Kein Geld in der Kasse! – Was ist zu tun? Die Ratsfraktionen von Bürgeraktion|Piraten und Linken möchten angesichts der dramatischen finanziellen Situation der Stadt Hilden den Stadtrat veranlassen, einen Maßhalte-Appell an den Kreis zu richten. Darin soll, dem Beispiel der Ratsfraktionen in Ratingen folgend, der Kreistag unter anderem aufgefordert werden, alles in seiner Macht stehende zu unternehmen, die von den Städten zu erbringende Kreisumlage nicht zu erhöhen.

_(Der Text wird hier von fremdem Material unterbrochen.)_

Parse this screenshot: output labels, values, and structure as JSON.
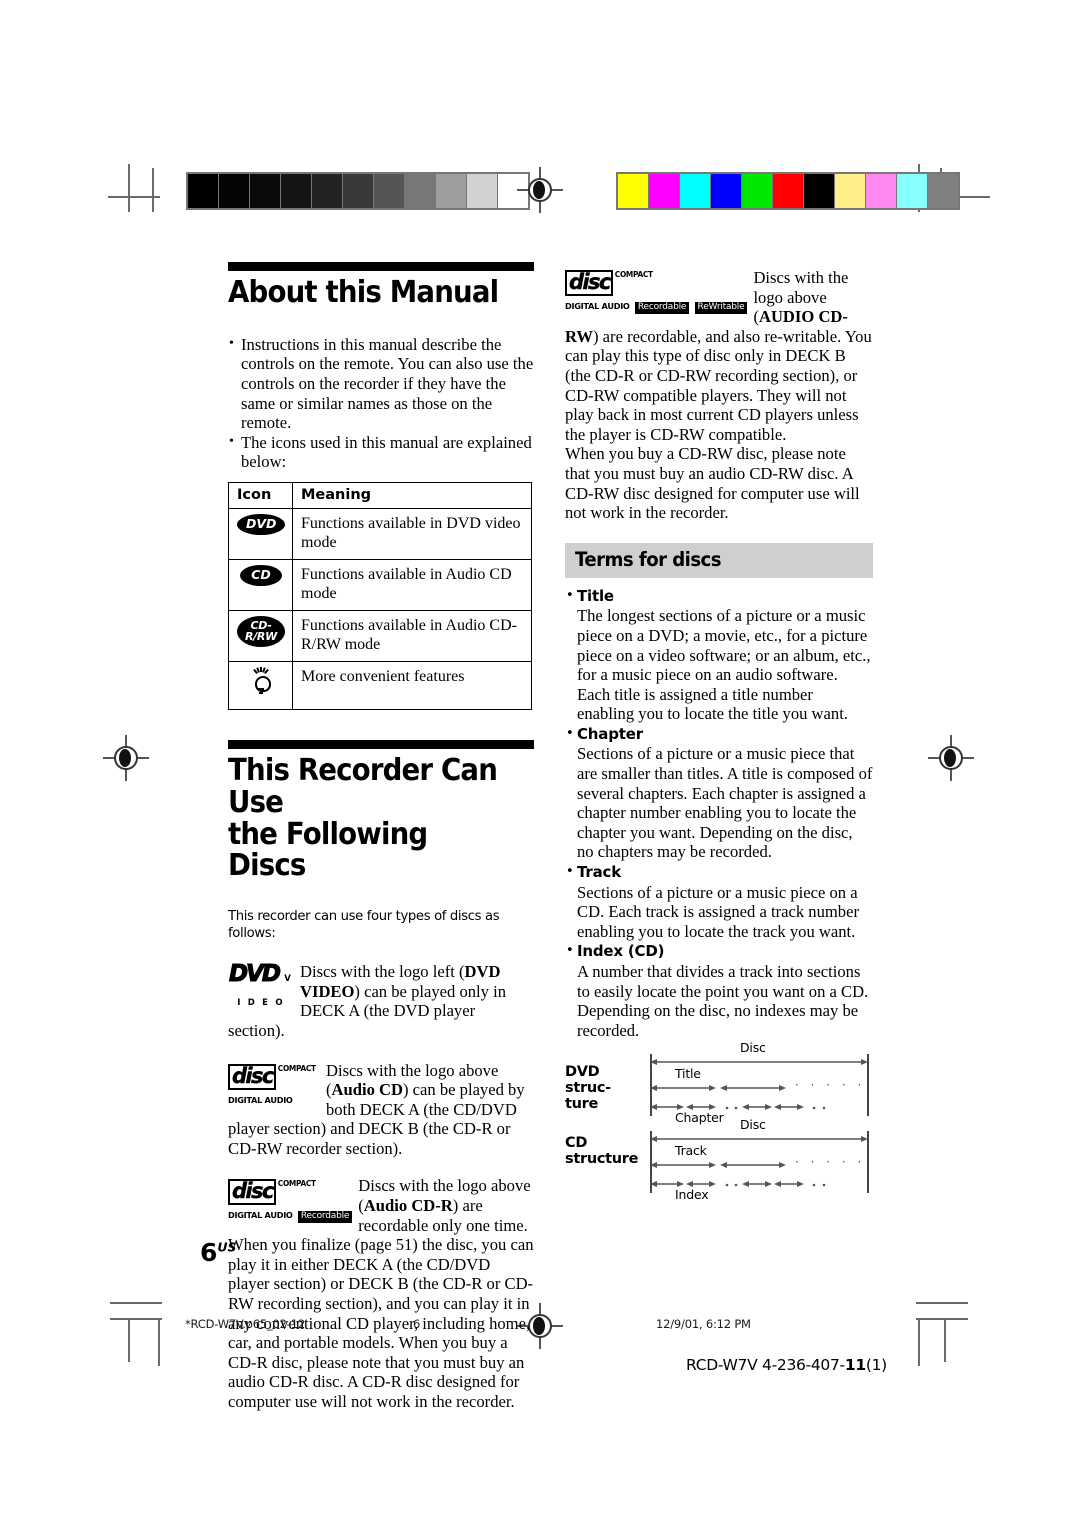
{
  "page": {
    "number_label": "6",
    "number_suffix": "US"
  },
  "calibration": {
    "gray_bar_colors": [
      "#000000",
      "#040404",
      "#0a0a0a",
      "#141414",
      "#232323",
      "#383838",
      "#555555",
      "#787878",
      "#9e9e9e",
      "#d2d2d2",
      "#ffffff"
    ],
    "color_bar_colors": [
      "#ffff00",
      "#ff00ff",
      "#00ffff",
      "#0000ff",
      "#00e800",
      "#ff0000",
      "#000000",
      "#ffee88",
      "#ff88ee",
      "#88ffff",
      "#808080"
    ]
  },
  "left_column": {
    "heading": "About this Manual",
    "intro_bullets": [
      "Instructions in this manual describe the controls on the remote. You can also use the controls on the recorder if they have the same or similar names as those on the remote.",
      "The icons used in this manual are explained below:"
    ],
    "icon_table": {
      "headers": [
        "Icon",
        "Meaning"
      ],
      "rows": [
        {
          "icon": "dvd-pill-icon",
          "icon_label": "DVD",
          "meaning": "Functions available in DVD video mode"
        },
        {
          "icon": "cd-pill-icon",
          "icon_label": "CD",
          "meaning": "Functions available in Audio CD mode"
        },
        {
          "icon": "cd-r-rw-pill-icon",
          "icon_label": "CD-R/RW",
          "meaning": "Functions available in Audio CD-R/RW mode"
        },
        {
          "icon": "lightbulb-icon",
          "icon_label": "",
          "meaning": "More convenient features"
        }
      ]
    },
    "heading2_line1": "This Recorder Can Use",
    "heading2_line2": "the Following Discs",
    "discs_intro": "This recorder can use four types of discs as follows:",
    "disc_dvd": {
      "logo_top": "DVD",
      "logo_bottom": "V I D E O",
      "text_a": "Discs with the logo left (",
      "bold_a": "DVD",
      "bold_b": "VIDEO",
      "text_b": ") can be played only in DECK A (the DVD player section)."
    },
    "disc_cd": {
      "logo_compact": "COMPACT",
      "logo_disc": "disc",
      "logo_digital": "DIGITAL AUDIO",
      "text_a": "Discs with the logo above (",
      "bold_a": "Audio",
      "bold_b": "CD",
      "text_b": ") can be played by both DECK A (the CD/DVD player section) and DECK B (the CD-R or CD-RW recorder section)."
    },
    "disc_cdr": {
      "logo_compact": "COMPACT",
      "logo_disc": "disc",
      "logo_digital": "DIGITAL AUDIO",
      "logo_tag1": "Recordable",
      "text_a": "Discs with the logo above (",
      "bold_a": "Audio",
      "bold_b": "CD-R",
      "text_b": ") are recordable only one time. When you finalize (page 51) the disc, you can play it in either DECK A (the CD/DVD player section) or DECK B (the CD-R or CD-RW recording section), and you can play it in any conventional CD player, including home, car, and portable models. When you buy a CD-R disc, please note that you must buy an audio CD-R disc. A CD-R disc designed for computer use will not work in the recorder."
    }
  },
  "right_column": {
    "disc_cdrw": {
      "logo_compact": "COMPACT",
      "logo_disc": "disc",
      "logo_digital": "DIGITAL AUDIO",
      "logo_tag1": "Recordable",
      "logo_tag2": "ReWritable",
      "text_a": "Discs with the logo above (",
      "bold_a": "AUDIO",
      "bold_b": "CD-RW",
      "text_b": ") are recordable, and also re-writable. You can play this type of disc only in DECK B (the CD-R or CD-RW recording section), or CD-RW compatible players. They will not play back in most current CD players unless the player is CD-RW compatible."
    },
    "cdrw_note": "When you buy a CD-RW disc, please note that you must buy an audio CD-RW disc. A CD-RW disc designed for computer use will not work in the recorder.",
    "terms_heading": "Terms for discs",
    "terms": [
      {
        "name": "Title",
        "body": "The longest sections of a picture or a music piece on a DVD; a movie, etc., for a picture piece on a video software; or an album, etc., for a music piece on an audio software. Each title is assigned a title number enabling you to locate the title you want."
      },
      {
        "name": "Chapter",
        "body": "Sections of a picture or a music piece that are smaller than titles. A title is composed of several chapters. Each chapter is assigned a chapter number enabling you to locate the chapter you want. Depending on the disc, no chapters may be recorded."
      },
      {
        "name": "Track",
        "body": "Sections of a picture or a music piece on a CD. Each track is assigned a track number enabling you to locate the track you want."
      },
      {
        "name": "Index (CD)",
        "body": "A number that divides a track into sections to easily locate the point you want on a CD. Depending on the disc, no indexes may be recorded."
      }
    ],
    "structure_diagram": {
      "dvd_label_line1": "DVD",
      "dvd_label_line2": "struc-",
      "dvd_label_line3": "ture",
      "cd_label_line1": "CD",
      "cd_label_line2": "structure",
      "dvd_disc_label": "Disc",
      "dvd_title_label": "Title",
      "dvd_chapter_label": "Chapter",
      "cd_disc_label": "Disc",
      "cd_track_label": "Track",
      "cd_index_label": "Index",
      "dots": "·  ·  ·  ·  ·"
    }
  },
  "footer": {
    "filename": "*RCD-W7V.p65_02-12",
    "page_number": "6",
    "timestamp": "12/9/01, 6:12 PM",
    "code_prefix": "RCD-W7V 4-236-407-",
    "code_bold": "11",
    "code_suffix": "(1)"
  }
}
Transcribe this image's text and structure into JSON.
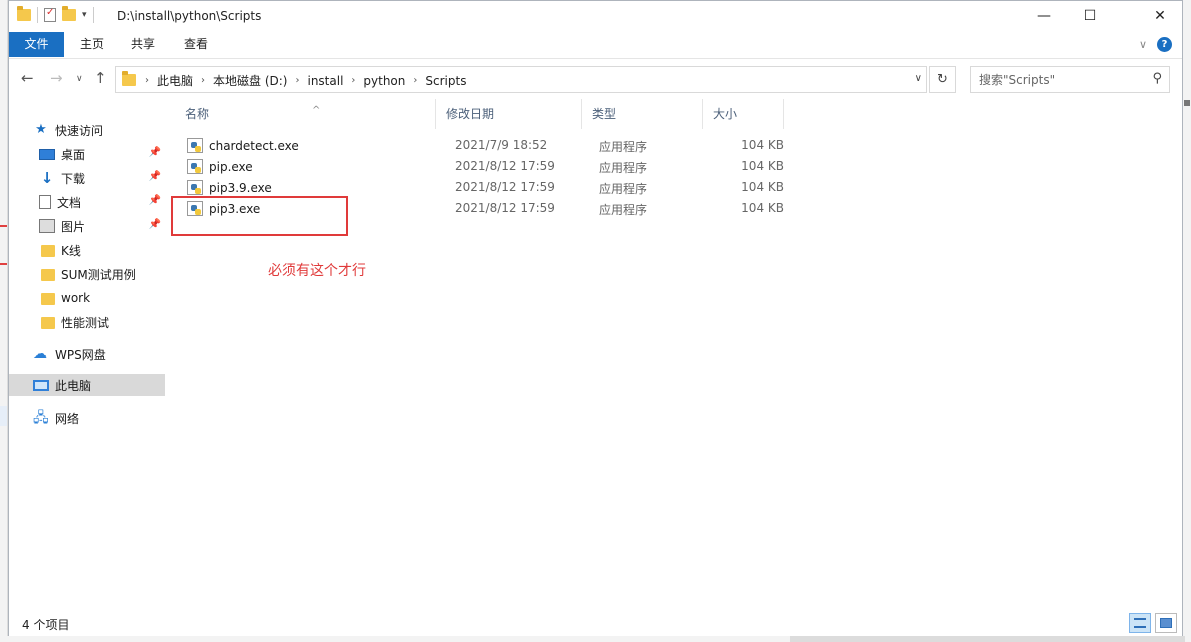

„Wir, die unterzeichnenden Fraktionen, können uns vorstellen, uns seitens der Stadt Hilden dieser Initiative anzuschließen“, schreiben die beiden Fraktionsvorsitzenden Ludger Reffgen und Klaus Wockenfoth an den Bürgermeister. Und: „Vor dem Hintergrund der gebotenen Dringlichkeit regen wir an, kurzfristig in dieser Woche den Rat mit der Angelegenheit zu konfrontieren und den aus Ratingen vorgelegten Musterantrag im Sinne einer Resolution in der Ratssitzung zur Abstimmung zu stellen.“
Die beiden Antragsteller betonen, die Aktion werde von allen Stadtkämmerern im Kreis ausnahmslos unterstützt. Es sei jetzt am Bürgermeister, die Tagesordnung der Ratssitzung um einen entsprechenden Punkt zu erweitern.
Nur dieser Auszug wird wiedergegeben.